Closed jhpoelen closed 2 months ago
As of Preston 0.8.5, remotes are queried for "preston.tar.gz" in addition to the "preston-[a-f0-9]{2}.tar.gz" patterns.
For example usage, see
Poelen, J. H. (2024). A biodiversity dataset graph: Biological Associations in TaxonWorks hash://sha256/e4a47c067d6c125da60c9a1b92b5eecdea539cb8666cd3aed99db347ae5b8ed0 hash://md5/686007de79cc2a49ab23fd3debe56e3f (0.3) [Data set]. Zenodo. https://doi.org/10.5281/zenodo.11151783
this enables stuff like:
preston clone --remote https://zenodo.org/records/11151783/files
which would use preston.tar.gz to clone the dataset.
Currently, Preston allows for discovering resources in tar.gz files on remotes.
for instance,
when retrieving content associated with -
hash://sha256/2a5de79372318317a382ea9a2cef069780b852b01210ef59e06b640a3539cb5a
using some remote, preston digs out the content from
preston-2a.tar.gz
if exists.

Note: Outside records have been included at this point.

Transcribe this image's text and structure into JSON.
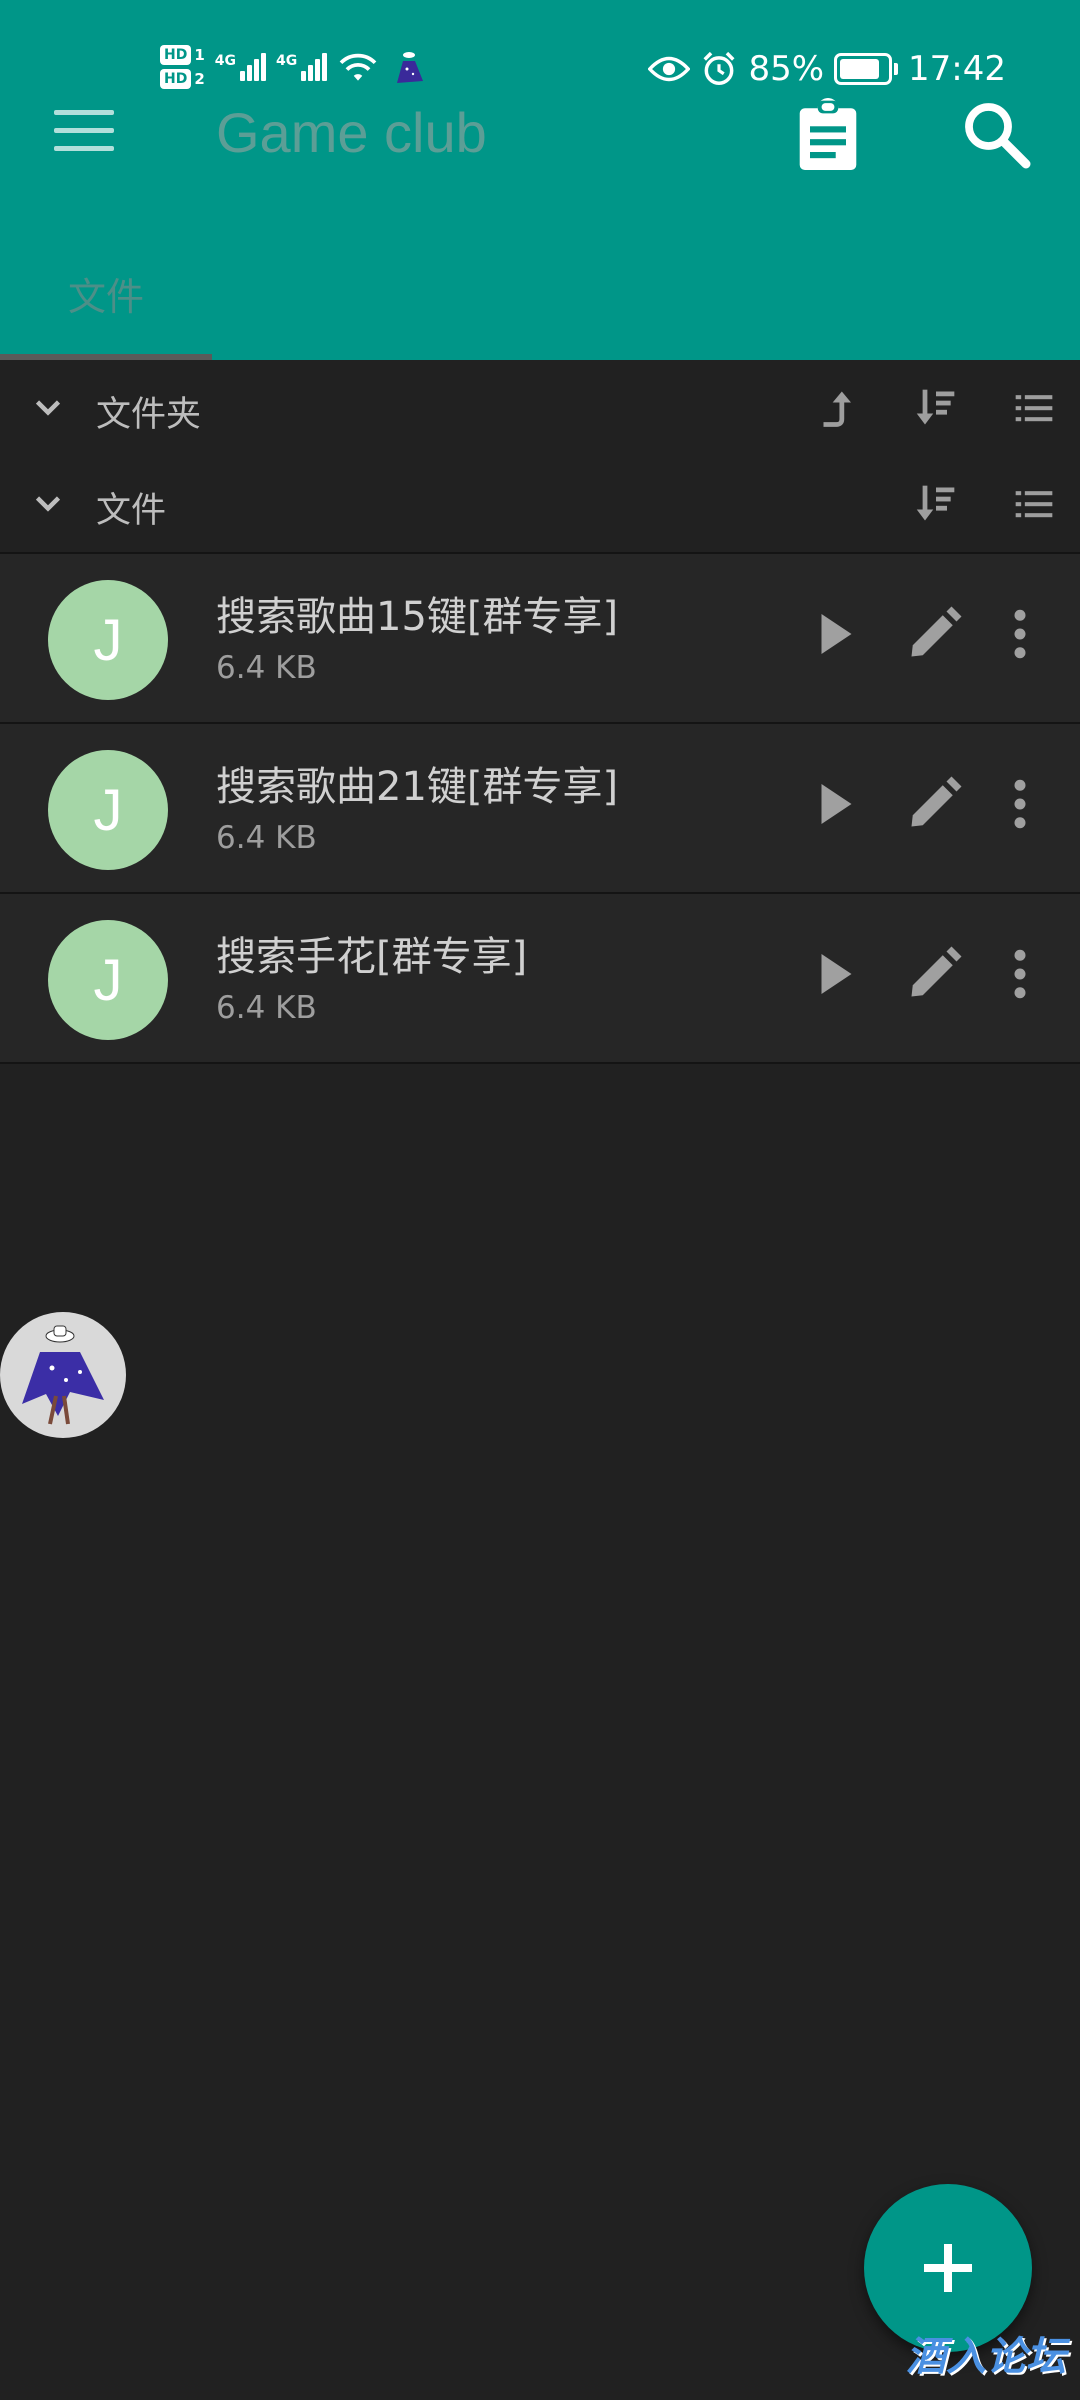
{
  "status_bar": {
    "sim1": "HD",
    "sim1_index": "1",
    "sim2": "HD",
    "sim2_index": "2",
    "net1": "4G",
    "net2": "4G",
    "battery_percent": "85%",
    "battery_level": 0.85,
    "time": "17:42"
  },
  "app_bar": {
    "title": "Game club",
    "tab_label": "文件"
  },
  "sections": {
    "folders_label": "文件夹",
    "files_label": "文件"
  },
  "files": [
    {
      "avatar_letter": "J",
      "name": "搜索歌曲15键[群专享]",
      "size": "6.4 KB"
    },
    {
      "avatar_letter": "J",
      "name": "搜索歌曲21键[群专享]",
      "size": "6.4 KB"
    },
    {
      "avatar_letter": "J",
      "name": "搜索手花[群专享]",
      "size": "6.4 KB"
    }
  ],
  "watermark": "酒入论坛",
  "colors": {
    "primary": "#009688",
    "background": "#212121",
    "avatar": "#a5d6a7"
  }
}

The naming convention is preston-[first two hash ids characters].tar.gz .
The reason for this feature is to bundle resources to keep the file count low. For instance, when a remote only provides up to 100 files (like Zenodo), resources can be bundled into these tar balls.
Suggest to support naming conventions:
preston-2.tar.gz (first content hash character)
as well as
preston.tar.gz (all content to be found in this archive).